I began this project in 2010. In 2014, I sent out a lots of decks, treatments and queries to get support to produce this project. My dad, a Vietnam vet, got very ill about this time and I started spending my spare time with him, I took over his care full time in 2018. During that time I dropped the ball on the project. It really pays to have a great time around you. So what has happened is I am an uncredited creator and researcher of those projects presently out there by the Smithsonian Institute and National Geographic. Life as an independent filmmaker ain't easy.

1960s America symbolized a decade of change, fomenting ideas of a counter culture revolution, the threat of nuclear annihilation and outspoken black leaders from Martin Luther King to Muhammad Ali. For some, however, the most threatening image was a black man in a space suit. The first black men to become astronauts have been erased from the pantheon of space explorers.

Much is known about famed test pilot turned astronaut John Glenn, who in 1962 became the first American to orbit the earth but for a time, it was well-guarded secret that in 1963 President John Kennedy personally appointed black test pilot Capt. Edward Dwight, Jr to become America's first black astronaut. Dwight was subsequently washed out of the space program following Kennedy's assassination. In June 1967, the brilliant Air Force pilot and chemical engineer, Dr. Robert H. Lawrence was chosen for an 'Astro Spy' program to gather intelligence on Russian military capability from space.

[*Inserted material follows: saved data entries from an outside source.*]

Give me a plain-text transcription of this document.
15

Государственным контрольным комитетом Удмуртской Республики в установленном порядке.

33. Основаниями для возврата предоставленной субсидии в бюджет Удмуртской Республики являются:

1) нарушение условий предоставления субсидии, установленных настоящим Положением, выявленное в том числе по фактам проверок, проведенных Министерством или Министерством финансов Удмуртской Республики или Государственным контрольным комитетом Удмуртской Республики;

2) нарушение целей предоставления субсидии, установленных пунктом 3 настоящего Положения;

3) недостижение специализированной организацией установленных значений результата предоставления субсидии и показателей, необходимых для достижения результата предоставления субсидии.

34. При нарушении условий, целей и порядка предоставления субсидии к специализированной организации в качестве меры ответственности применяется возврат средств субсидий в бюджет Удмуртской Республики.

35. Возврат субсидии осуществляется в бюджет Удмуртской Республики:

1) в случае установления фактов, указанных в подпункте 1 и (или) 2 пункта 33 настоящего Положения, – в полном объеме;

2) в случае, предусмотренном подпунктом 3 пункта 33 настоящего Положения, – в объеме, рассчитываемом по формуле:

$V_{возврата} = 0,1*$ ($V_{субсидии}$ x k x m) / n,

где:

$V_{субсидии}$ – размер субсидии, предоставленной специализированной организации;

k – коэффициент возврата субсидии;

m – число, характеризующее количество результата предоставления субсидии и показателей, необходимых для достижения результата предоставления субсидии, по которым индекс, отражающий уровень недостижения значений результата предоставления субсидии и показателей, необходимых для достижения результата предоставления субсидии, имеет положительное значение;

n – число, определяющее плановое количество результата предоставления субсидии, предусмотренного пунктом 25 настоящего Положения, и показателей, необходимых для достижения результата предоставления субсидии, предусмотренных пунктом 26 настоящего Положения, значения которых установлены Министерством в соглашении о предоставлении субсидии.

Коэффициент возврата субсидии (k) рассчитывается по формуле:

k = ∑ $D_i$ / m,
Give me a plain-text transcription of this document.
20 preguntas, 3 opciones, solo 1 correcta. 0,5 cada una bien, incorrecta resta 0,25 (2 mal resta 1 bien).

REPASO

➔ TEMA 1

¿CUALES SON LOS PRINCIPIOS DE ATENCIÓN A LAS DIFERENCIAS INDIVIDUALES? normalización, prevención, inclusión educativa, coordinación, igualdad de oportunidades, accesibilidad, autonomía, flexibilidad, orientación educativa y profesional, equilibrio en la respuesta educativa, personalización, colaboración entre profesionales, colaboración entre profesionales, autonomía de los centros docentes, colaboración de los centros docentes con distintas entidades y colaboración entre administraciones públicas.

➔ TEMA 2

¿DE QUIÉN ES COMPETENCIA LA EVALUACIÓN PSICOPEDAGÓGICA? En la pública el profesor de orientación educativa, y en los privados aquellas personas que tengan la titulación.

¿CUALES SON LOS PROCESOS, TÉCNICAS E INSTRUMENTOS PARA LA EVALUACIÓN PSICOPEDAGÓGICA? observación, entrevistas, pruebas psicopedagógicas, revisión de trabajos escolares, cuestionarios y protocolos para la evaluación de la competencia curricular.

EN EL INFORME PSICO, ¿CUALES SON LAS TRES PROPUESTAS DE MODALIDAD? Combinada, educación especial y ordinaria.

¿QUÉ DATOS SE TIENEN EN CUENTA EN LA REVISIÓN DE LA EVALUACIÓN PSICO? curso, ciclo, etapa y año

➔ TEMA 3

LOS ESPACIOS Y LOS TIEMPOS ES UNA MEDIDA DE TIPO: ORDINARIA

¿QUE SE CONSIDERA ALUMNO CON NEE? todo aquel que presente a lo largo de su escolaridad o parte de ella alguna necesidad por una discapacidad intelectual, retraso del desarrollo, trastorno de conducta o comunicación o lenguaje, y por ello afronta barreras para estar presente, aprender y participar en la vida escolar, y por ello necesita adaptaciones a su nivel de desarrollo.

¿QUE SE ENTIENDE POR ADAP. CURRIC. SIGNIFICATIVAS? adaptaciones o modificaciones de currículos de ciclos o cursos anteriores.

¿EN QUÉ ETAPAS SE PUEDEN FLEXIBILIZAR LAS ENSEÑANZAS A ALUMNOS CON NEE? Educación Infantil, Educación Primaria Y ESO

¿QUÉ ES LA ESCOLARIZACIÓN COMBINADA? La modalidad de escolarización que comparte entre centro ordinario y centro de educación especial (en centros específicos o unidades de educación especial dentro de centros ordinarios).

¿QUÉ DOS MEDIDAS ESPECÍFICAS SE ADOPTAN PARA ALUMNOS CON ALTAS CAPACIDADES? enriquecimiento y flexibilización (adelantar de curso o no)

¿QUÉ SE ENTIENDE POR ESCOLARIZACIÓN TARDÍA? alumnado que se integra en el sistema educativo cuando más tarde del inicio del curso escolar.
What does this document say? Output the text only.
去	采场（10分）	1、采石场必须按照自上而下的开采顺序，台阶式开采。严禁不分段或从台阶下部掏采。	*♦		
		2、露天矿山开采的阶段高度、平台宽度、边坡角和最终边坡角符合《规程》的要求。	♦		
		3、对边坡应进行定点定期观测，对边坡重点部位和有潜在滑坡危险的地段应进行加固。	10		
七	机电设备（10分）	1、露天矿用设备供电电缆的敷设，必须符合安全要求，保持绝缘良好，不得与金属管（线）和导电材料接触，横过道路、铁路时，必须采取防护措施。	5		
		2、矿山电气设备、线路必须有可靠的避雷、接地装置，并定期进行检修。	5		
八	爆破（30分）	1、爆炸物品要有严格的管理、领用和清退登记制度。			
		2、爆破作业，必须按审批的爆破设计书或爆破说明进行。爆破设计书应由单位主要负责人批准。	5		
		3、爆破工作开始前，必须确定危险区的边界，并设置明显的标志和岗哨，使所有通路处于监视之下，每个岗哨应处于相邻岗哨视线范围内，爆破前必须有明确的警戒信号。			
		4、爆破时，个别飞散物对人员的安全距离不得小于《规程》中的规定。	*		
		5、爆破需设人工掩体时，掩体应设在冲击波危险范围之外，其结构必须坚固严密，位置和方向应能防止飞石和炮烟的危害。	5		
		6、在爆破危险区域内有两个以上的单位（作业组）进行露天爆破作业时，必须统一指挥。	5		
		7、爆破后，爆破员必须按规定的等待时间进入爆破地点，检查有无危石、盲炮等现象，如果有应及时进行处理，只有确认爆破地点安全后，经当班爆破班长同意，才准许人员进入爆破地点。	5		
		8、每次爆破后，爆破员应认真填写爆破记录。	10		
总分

In December 1967 Dr. Lawrence died in a plane crash in 'unusual' circumstances. The first African American would not reach space until 1983.

SPACE RACE is a documentary film about these men and what happened to their careers when the Cold War clashed with the Civil Rights Movement.

Capt. Edward Dwight, Jr.

Edward Dwight, Jr was one of the first African American astronaut candidates for what is now NASA. Dwight joined the Air Force in 1953 as a test pilot. After earning his aeronautical engineering degree, Dwight was referred to President John F. Kennedy as a space candidate by Harry Belafonte and Whitney Young.

Maj. Robert H. Lawrence

Robert Henry Lawrence, Jr (1935-1967) was a United States Air Force Officer, considered the first African-American astronaut after Edward Dwight's resignation under duress 4 years earlier. In June of 1967 Lawrence was chosen as astronaut in the Air Force's Manned Orbital Laboratory, a spy mission for the CIA.